On Considering the Benefit of Quartz Crystal Oscillators Over Ceramics In Application
Apply an AC signal to a quartz crystal or a ceramic resonator, and the result is largely the same—they vibrate mechanically. This useful feature has been used for over 100 years to drive our electronics, especially when it comes to timekeeping and frequency measurement.
But there are significant differences in how quartz crystals and ceramic resonators work that can influence your choice in your application. Let’s look at how each of these fantastic tools is used, the differences between them, and how you might decide between them for your next project.
How Do Ceramic Resonators Work?
A ceramic resonator is an electronic component that uses ceramic. Ceramics are typically created by taking inorganic, nonmetallic materials and subjecting them to high temperatures. Basic ceramics are used in porcelain, brick, and earthenware.
In most cases, ceramic resonators are made from lead zirconate titanate (PZT). This material is piezoelectric, meaning that when stress is applied to the material an electric charge is created, and vice-versa. Piezoelectricity has been used since 1880 in applications from inkjet printing and clocks to electric guitar pickups and electronic drums.
In a ceramic resonator, the ceramic is connected via an electronic oscillator circuit. This causes the mechanical vibrations to create a rhythmic oscillating signal at a specific frequency. This rhythmic oscillation is most commonly used to control timing in electric circuits. Computers use many ceramic resonators, and they’re also used in radio transmitters and receivers.
How are Quartz Crystals Used in Crystal Oscillators?
Quartz is a crystalline silicate mineral and the second most abundant material found in the continental crust of the Earth. Like the ceramics used in ceramic resonators, quartz crystals exhibit piezoelectric properties. Apply mechanical stress, and quartz crystals will generate an electric pulse.
Quartz crystals were first used for their piezoelectric properties in phonographs. Today, the most common use of quartz’s piezoelectricity is in a crystal oscillator. Most people will recognize the use of quartz in quartz clocks and wristwatches, where timekeeping can be extremely accurate. And because a quartz crystal oscillator’s resonant frequency can be changed by mechanically loading it, quartz is excellent for detecting very small mass changes in precise instruments. This means high-quality quartz crystal oscillators are used abundantly in laboratory test equipment.
What’s the Difference Between Ceramic Resonators and Quartz Crystals in Application?
Quartz crystals have much higher frequency tolerance than ceramic resonators, which essentially means they are more accurate. Quartz’s tolerance is 0.001%, whereas PZT ceramic resonators are around 0.5%.
Quartz crystal oscillators are better suited for applications that require excellent frequency tolerance. We can think of this as the difference between being able to record the number of seconds between two runners in an Olympic race, and being able to record down to the millisecond. Ceramic resonators are good timekeepers, but quartz crystal oscillators are more precise.
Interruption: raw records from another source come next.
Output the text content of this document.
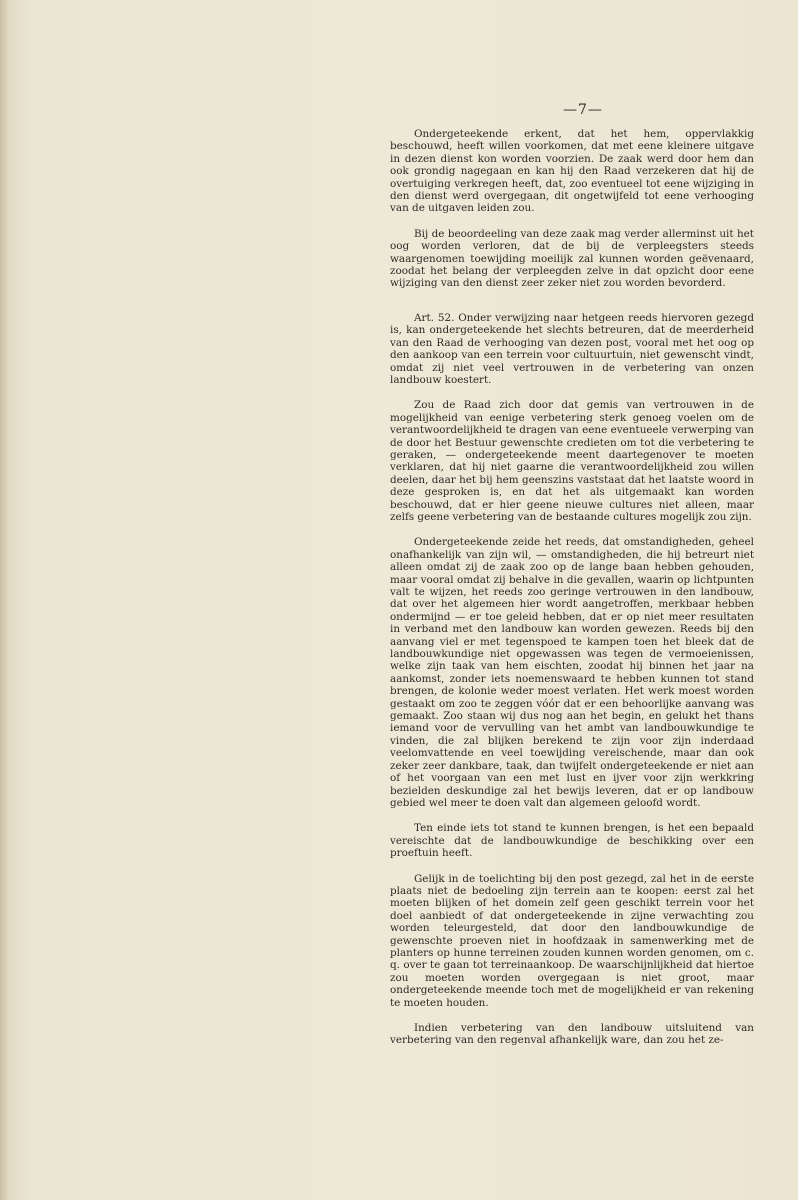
—7—

Ondergeteekende erkent, dat het hem, oppervlakkig beschouwd, heeft willen voorkomen, dat met eene kleinere uitgave in dezen dienst kon worden voorzien. De zaak werd door hem dan ook grondig nagegaan en kan hij den Raad verzekeren dat hij de overtuiging verkregen heeft, dat, zoo eventueel tot eene wijziging in den dienst werd overgegaan, dit ongetwijfeld tot eene verhooging van de uitgaven leiden zou.

Bij de beoordeeling van deze zaak mag verder allerminst uit het oog worden verloren, dat de bij de verpleegsters steeds waargenomen toewijding moeilijk zal kunnen worden geëvenaard, zoodat het belang der verpleegden zelve in dat opzicht door eene wijziging van den dienst zeer zeker niet zou worden bevorderd.

Art. 52. Onder verwijzing naar hetgeen reeds hiervoren gezegd is, kan ondergeteekende het slechts betreuren, dat de meerderheid van den Raad de verhooging van dezen post, vooral met het oog op den aankoop van een terrein voor cultuurtuin, niet gewenscht vindt, omdat zij niet veel vertrouwen in de verbetering van onzen landbouw koestert.

Zou de Raad zich door dat gemis van vertrouwen in de mogelijkheid van eenige verbetering sterk genoeg voelen om de verantwoordelijkheid te dragen van eene eventueele verwerping van de door het Bestuur gewenschte credieten om tot die verbetering te geraken, — ondergeteekende meent daartegenover te moeten verklaren, dat hij niet gaarne die verantwoordelijkheid zou willen deelen, daar het bij hem geenszins vaststaat dat het laatste woord in deze gesproken is, en dat het als uitgemaakt kan worden beschouwd, dat er hier geene nieuwe cultures niet alleen, maar zelfs geene verbetering van de bestaande cultures mogelijk zou zijn.

Ondergeteekende zeide het reeds, dat omstandigheden, geheel onafhankelijk van zijn wil, — omstandigheden, die hij betreurt niet alleen omdat zij de zaak zoo op de lange baan hebben gehouden, maar vooral omdat zij behalve in die gevallen, waarin op lichtpunten valt te wijzen, het reeds zoo geringe vertrouwen in den landbouw, dat over het algemeen hier wordt aangetroffen, merkbaar hebben ondermijnd — er toe geleid hebben, dat er op niet meer resultaten in verband met den landbouw kan worden gewezen. Reeds bij den aanvang viel er met tegenspoed te kampen toen het bleek dat de landbouwkundige niet opgewassen was tegen de vermoeienissen, welke zijn taak van hem eischten, zoodat hij binnen het jaar na aankomst, zonder iets noemenswaard te hebben kunnen tot stand brengen, de kolonie weder moest verlaten. Het werk moest worden gestaakt om zoo te zeggen vóór dat er een behoorlijke aanvang was gemaakt. Zoo staan wij dus nog aan het begin, en gelukt het thans iemand voor de vervulling van het ambt van landbouwkundige te vinden, die zal blijken berekend te zijn voor zijn inderdaad veelomvattende en veel toewijding vereischende, maar dan ook zeker zeer dankbare, taak, dan twijfelt ondergeteekende er niet aan of het voorgaan van een met lust en ijver voor zijn werkkring bezielden deskundige zal het bewijs leveren, dat er op landbouw gebied wel meer te doen valt dan algemeen geloofd wordt.

Ten einde iets tot stand te kunnen brengen, is het een bepaald vereischte dat de landbouwkundige de beschikking over een proeftuin heeft.

Gelijk in de toelichting bij den post gezegd, zal het in de eerste plaats niet de bedoeling zijn terrein aan te koopen: eerst zal het moeten blijken of het domein zelf geen geschikt terrein voor het doel aanbiedt of dat ondergeteekende in zijne verwachting zou worden teleurgesteld, dat door den landbouwkundige de gewenschte proeven niet in hoofdzaak in samenwerking met de planters op hunne terreinen zouden kunnen worden genomen, om c. q. over te gaan tot terreinaankoop. De waarschijnlijkheid dat hiertoe zou moeten worden overgegaan is niet groot, maar ondergeteekende meende toch met de mogelijkheid er van rekening te moeten houden.

Indien verbetering van den landbouw uitsluitend van verbetering van den regenval afhankelijk ware, dan zou het ze-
Quartz crystal oscillators have a much higher Q factor than ceramic resonators. In basic terms, Q refers to the quality of the resonant circuit. Excellent ceramic resonators can only achieve a frequency range between 190 kHz and 50 MHz. Crystal oscillators can have a much wider range, from 10 kHz – 100 MHz.
When temperatures change, quartz crystal oscillators maintain their phase noise performance and low jitter. So, quartz crystals are the preferred option over ceramic resonators for harsh environments or when a wide temperature range is possible.
On the other hand, ceramic resonators have a higher tolerance for shock and vibration. They also have better tolerance for electrostatic discharge than quartz crystal oscillators.
Choosing Crystal Oscillators or Ceramic Resonators
Ceramic resonators, therefore, are best used in applications where exact frequency and timing aren’t too important. In day-to-day electronics, this is quite a lot of devices, including communication equipment, cameras, telephones, TVs, and DVD players. Absolutely perfect timing isn’t required, so manufacturers can use less expensive ceramic resonators instead of quartz crystals.
Ceramic resonators are relatively inexpensive and simple to manufacture. Crystal oscillators are more challenging to make, which drives the price up. They’re also relatively sensitive to shock and vibration.
Yet, overall, quartz crystal resonators are usually the best option. A ceramic resonator in a wall clock, for example, might see a drift in time of a few minutes each year, whereas a quartz clock would remain almost dead-on.
When accuracy in timing is important, which is a significant percentage of applications, it’s best to choose a quartz crystal resonator over a ceramic resonator. For applications where timing and frequency tolerance is mission-critical, crystal resonators are a requirement.